The shared lanes are like the transit lanes you see with “T3″ – meaning any vehicle can use it as long as there are three or more occupants in it. National vehicle occupancy data shows average occupancy of 1.5 people per trip.
Pippa McKelvie-Sebileau is climate action ambassador for Hawke's Bay Regional Council. Photo / Supplied
On a weekday, around three-quarters of all trips on our roads have only one passenger in the car. That’s a load of metal we’re moving around our roads just to move a small number of people and it leaves a lot of fossil fuel pollution as a consequence.
This is what an expressway of the future might look like. Transport technologies have changed a fair bit since 1998 when the idea of a four-lane expressway for the region was first put forward.
So too, have our aspirations for transport systems and an increasing number of people want solutions that focus on moving people and moving goods efficiently and safely, rather than moving single-occupancy cars.

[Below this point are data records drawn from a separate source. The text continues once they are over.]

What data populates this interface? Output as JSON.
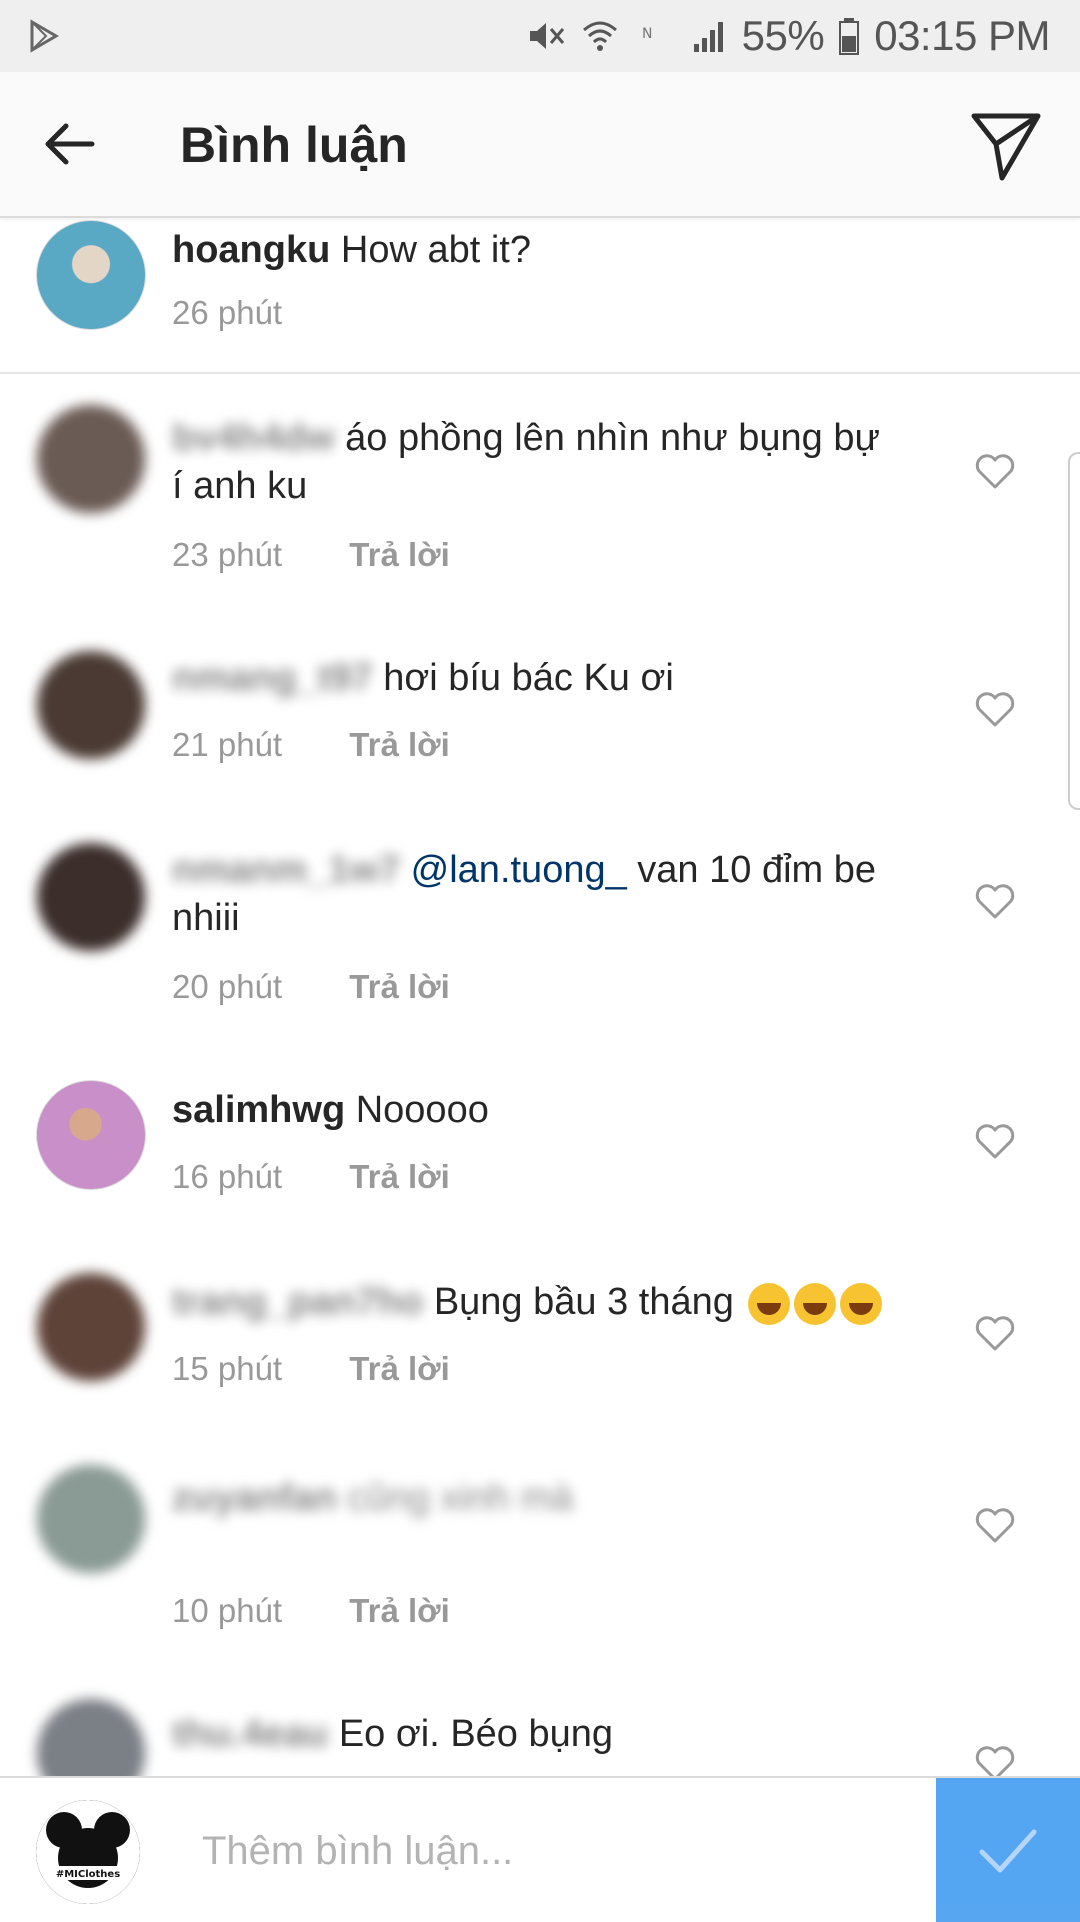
{
  "status_bar": {
    "battery": "55%",
    "time": "03:15 PM",
    "icons": [
      "play-store-icon",
      "mute-icon",
      "wifi-icon",
      "nfc-icon",
      "signal-icon",
      "battery-icon"
    ]
  },
  "header": {
    "title": "Bình luận",
    "icons": [
      "back-arrow-icon",
      "send-direct-icon"
    ]
  },
  "caption": {
    "username": "hoangku",
    "text": "How abt it?",
    "time": "26 phút"
  },
  "reply_label": "Trả lời",
  "comments": [
    {
      "username": "bv4h4dw",
      "text": "áo phồng lên nhìn như bụng bự",
      "text2": "í anh ku",
      "time": "23 phút",
      "avatar_color": "#6b5b55"
    },
    {
      "username": "nmang_t97",
      "text": "hơi bíu bác Ku ơi",
      "time": "21 phút",
      "avatar_color": "#4a3a33"
    },
    {
      "username": "nmanm_1w7",
      "mention": "@lan.tuong_",
      "text": " van 10 đỉm be",
      "text2": "nhiii",
      "time": "20 phút",
      "avatar_color": "#3b2e2b"
    },
    {
      "username": "salimhwg",
      "text": "Nooooo",
      "time": "16 phút",
      "avatar_color": "#e4b7d9"
    },
    {
      "username": "trang_pan7ho",
      "text": "Bụng bầu 3 tháng",
      "time": "15 phút",
      "avatar_color": "#5e4339"
    },
    {
      "username": "zuyanfan",
      "text": "cũng xinh mà",
      "time": "10 phút",
      "avatar_color": "#8a9a95"
    },
    {
      "username": "thu.4eau",
      "text": "Eo ơi. Béo bụng",
      "time": "",
      "avatar_color": "#7b7f86"
    }
  ],
  "composer": {
    "placeholder": "Thêm bình luận...",
    "avatar_label": "#MIClothes",
    "accent": "#3897f0"
  }
}
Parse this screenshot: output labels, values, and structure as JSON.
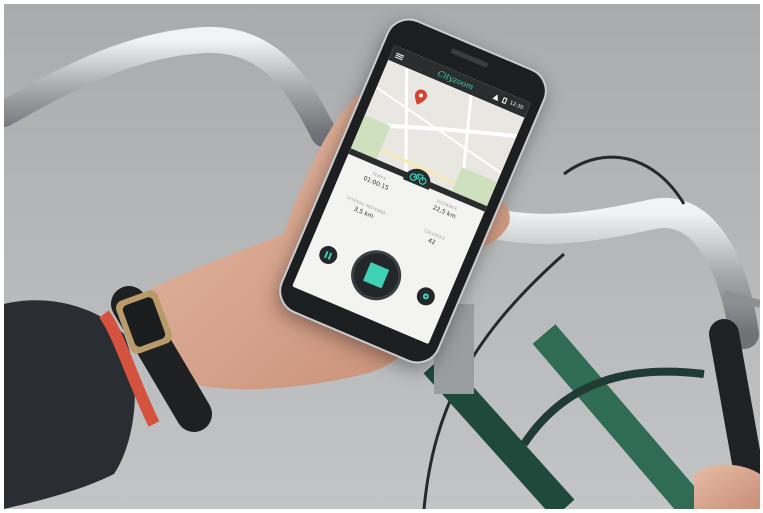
{
  "app": {
    "title": "Cityzoom",
    "status_time": "12:30"
  },
  "stats": {
    "duration_label": "TEMPS",
    "duration_value": "01:00:15",
    "distance_label": "DISTANCE",
    "distance_value": "22,5 km",
    "avg_speed_label": "VITESSE MOYENNE",
    "avg_speed_value": "3,5 km",
    "calories_label": "CALORIES",
    "calories_value": "42"
  },
  "icons": {
    "menu": "menu-icon",
    "mode": "bicycle-icon",
    "pause": "pause-icon",
    "stop": "stop-icon",
    "locate": "location-icon",
    "map_pin": "map-pin-icon"
  },
  "colors": {
    "accent": "#3ed1b6",
    "dark": "#242729",
    "pin": "#d8412f"
  }
}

Of course, some of the cars in those new lanes will be electric, but calling electric vehicles “zero emissions” is a misnomer. There’s an environmental impact in the construction, operation and disposal of these cars and their parts and we need to find solutions to those issues. More importantly, purchasing an electric vehicle is not financially possible for many.
Our expressway has been a pain point since the cyclone. But on Tuesday, August 1, the lid came off and pressure was released with an audible fizz of excitement from bystanders at the Redclyffe Bridge at Waiohiki.
Since that day, most commuters will tell you that Napier to Hastings travel time and congestion has reduced massively. Since Monday this past week, the public buses now run back through Taradale and through Clive offering fantastic cheap and stress-free transport options.
We don’t need extra lanes for individual cars. We need infrastructure that is safe, regularly maintained and offers true transport choices accessible and cheaper for all.
“Build it and they will come” – that’s what any transport planner will tell you. Build more lanes and over time, you’ll get more cars using them and congestion will creep back in. It’s called induced demand.
Another relevant quote comes from Lewis Mumford back in 1954 when he said: “Building more roads to prevent congestion is like a fat man loosening his belt to prevent obesity.”